En cette année 1943, la guerre change d’aspect. L’Allemagne connaît sa première défaite à Stalingrad. Pour Karl Stieg, la vie, rythmée par les bombardements, reste assez douce : il s’est marié et a pris la direction du collège. Mais dans son fort intérieur, il reste toujours sur le qui-vive…
Suite de la chronique des gens ordinaires dans l’Allemagne nazie consacrée à l’année 1943. Une année, et un album, charnière qui conserve toutes les qualités de la série.
 

 A la pension de famille Chez Adolf, cette année 1943 est, presque, paisible. Il y a bien les bombardements qui obligent les habitants à se réfugier à la cave mais, jusque-là, l'immeuble tient toujours debout. C'est d'ailleurs grâce à cela que le professeur Karl Stieg a fait la connaissance de Mona.
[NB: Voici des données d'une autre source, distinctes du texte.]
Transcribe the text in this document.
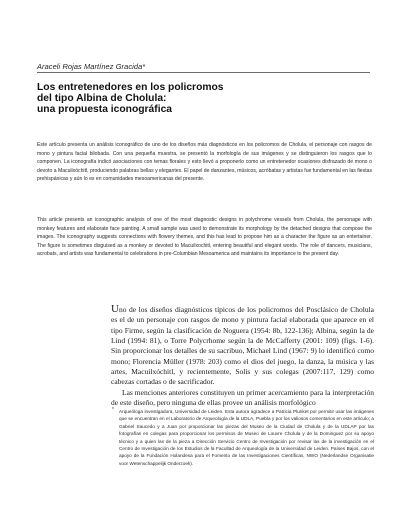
Araceli Rojas Martínez Gracida*
Los entretenedores en los policromos
del tipo Albina de Cholula:
una propuesta iconográfica
Este artículo presenta un análisis iconográfico de uno de los diseños más diagnósticos en los policromos de Cholula, el personaje con rasgos de mono y pintura facial bilobada. Con una pequeña muestra, se presentó la morfología de sus imágenes y se distinguieron los rasgos que lo componen. La iconografía indicó asociaciones con temas florales y esto llevó a proponerlo como un entretenedor ocasiones disfrazado de mono o devoto a Macuilxóchitl, produciendo palabras bellas y elegantes. El papel de danzantes, músicos, acróbatas y artistas fue fundamental en las fiestas prehispánicas y aún lo es en comunidades mesoamericanas del presente.
This article presents an iconographic analysis of one of the most diagnostic designs in polychrome vessels from Cholula, the personage with monkey features and elaborate face painting. A small sample was used to demonstrate its morphology by the detached designs that compose the images. The iconography suggests connections with flowery themes, and this has lead to propose him as a character the figure as an entertainer. The figure is sometimes disguised as a monkey or devoted to Macuilxochitl, entering beautiful and elegant words. The role of dancers, musicians, acrobats, and artists was fundamental to celebrations in pre-Columbian Mesoamerica and maintains its importance to the present day.

Uno de los diseños diagnósticos típicos de los policromos del Posclásico de Cholula es el de un personaje con rasgos de mono y pintura facial elaborada que aparece en el tipo Firme, según la clasificación de Noguera (1954: 8b, 122-136); Albina, según la de Lind (1994: 81), o Torre Polycrhome según la de McCafferty (2001: 109) (figs. 1-6). Sin proporcionar los detalles de su sacribuo, Michael Lind (1967: 9) lo identificó como mono; Florencia Müller (1978: 203) como el dios del juego, la danza, la música y las artes, Macuilxóchitl, y recientemente, Solís y sus colegas (2007:117, 129) como cabezas cortadas o de sacrificador.

Las menciones anteriores constituyen un primer acercamiento para la interpretación de este diseño, pero ninguna de ellas provee un análisis morfológico

* Arqueóloga investigadora, Universidad de Leiden. Esta autora agradece a Patricia Plunket por permitir usar las imágenes que se encuentran en el Laboratorio de Arqueología de la UDLA, Puebla y por los valiosos comentarios en este artículo; a Gabriel Saucedo y a Juan por proporcionar las piezas del Museo de la Ciudad de Cholula y de la UDLAP por las fotografías en colegas para proporcionar los permisos de Museo de Louvre Cholula y de la Dominguez por su apoyo técnico y a quien las de la pieza a Dirección Servicio Centro de Investigación por revisar las de la investigación en el Centro de Investigación de los Estudios de la Facultad de Arqueología de la Universidad de Leiden. Países Bajos, con el apoyo de la Fundación Holandesa para el Fomento de las Investigaciones Científicas, NWO (Nederlandse Organisatie voor Wetenschappelijk Onderzoek).
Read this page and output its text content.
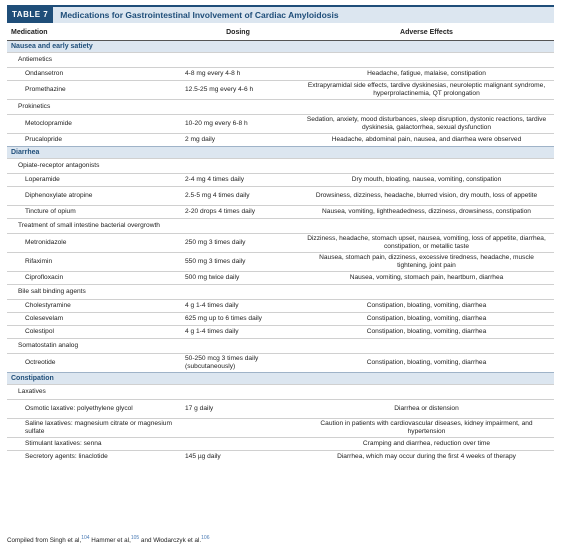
TABLE 7	Medications for Gastrointestinal Involvement of Cardiac Amyloidosis
Medication	Dosing	Adverse Effects
Nausea and early satiety		
Antiemetics		
Ondansetron	4-8 mg every 4-8 h	Headache, fatigue, malaise, constipation
Promethazine	12.5-25 mg every 4-6 h	Extrapyramidal side effects, tardive dyskinesias, neuroleptic malignant syndrome, hyperprolactinemia, QT prolongation
Prokinetics		
Metoclopramide	10-20 mg every 6-8 h	Sedation, anxiety, mood disturbances, sleep disruption, dystonic reactions, tardive dyskinesia, galactorrhea, sexual dysfunction
Prucalopride	2 mg daily	Headache, abdominal pain, nausea, and diarrhea were observed
Diarrhea		
Opiate-receptor antagonists		
Loperamide	2-4 mg 4 times daily	Dry mouth, bloating, nausea, vomiting, constipation
Diphenoxylate atropine	2.5-5 mg 4 times daily	Drowsiness, dizziness, headache, blurred vision, dry mouth, loss of appetite
Tincture of opium	2-20 drops 4 times daily	Nausea, vomiting, lightheadedness, dizziness, drowsiness, constipation
Treatment of small intestine bacterial overgrowth		
Metronidazole	250 mg 3 times daily	Dizziness, headache, stomach upset, nausea, vomiting, loss of appetite, diarrhea, constipation, or metallic taste
Rifaximin	550 mg 3 times daily	Nausea, stomach pain, dizziness, excessive tiredness, headache, muscle tightening, joint pain
Ciprofloxacin	500 mg twice daily	Nausea, vomiting, stomach pain, heartburn, diarrhea
Bile salt binding agents		
Cholestyramine	4 g 1-4 times daily	Constipation, bloating, vomiting, diarrhea
Colesevelam	625 mg up to 6 times daily	Constipation, bloating, vomiting, diarrhea
Colestipol	4 g 1-4 times daily	Constipation, bloating, vomiting, diarrhea
Somatostatin analog		
Octreotide	50-250 mcg 3 times daily (subcutaneously)	Constipation, bloating, vomiting, diarrhea
Constipation		
Laxatives		
Osmotic laxative: polyethylene glycol	17 g daily	Diarrhea or distension
Saline laxatives: magnesium citrate or magnesium sulfate		Caution in patients with cardiovascular diseases, kidney impairment, and hypertension
Stimulant laxatives: senna		Cramping and diarrhea, reduction over time
Secretory agents: linaclotide	145 µg daily	Diarrhea, which may occur during the first 4 weeks of therapy
Compiled from Singh et al,$^{104}$ Hammer et al,$^{105}$ and Włodarczyk et al.$^{106}$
L'immeuble où logeait la jeune fille et sa mère ayant été détruit, il a été ordonné à ceux dont le logement était encore intact d'héberger les sans-abris. Et puis, de fil en aiguille, un sentiment amoureux s'est créé entre Karl et Mona, et tant pis pour Rosa. Le bonheur du couple s’amplifie encore lorsque, toujours à la suite d'un raid aérien, le directeur du collège meurt et qu’on  propose le poste à Karl. La seule ombre au tableau tient dans la situation géopolitique du pays. L'Allemagne du Führer est toujours empêtrée dans la guerre, et sur le front de l'Est, la bataille de Stalingrad vire à la débâcle. Malgré les discours, toujours enthousiasmes, de Goebbels, le cœur n'y est plus. A la pension, Adolphe doute, Richard Neuman souffre de stress post-traumatique et la famille Feldman est rongée par l'inquiétude de savoir son fils, le petit Hermann, sur le front de l’Est. C'est à ce moment que Karl reçoit une lettre. Une lettre venue d'une vie antérieure. Une lettre comme une nouvelle menace…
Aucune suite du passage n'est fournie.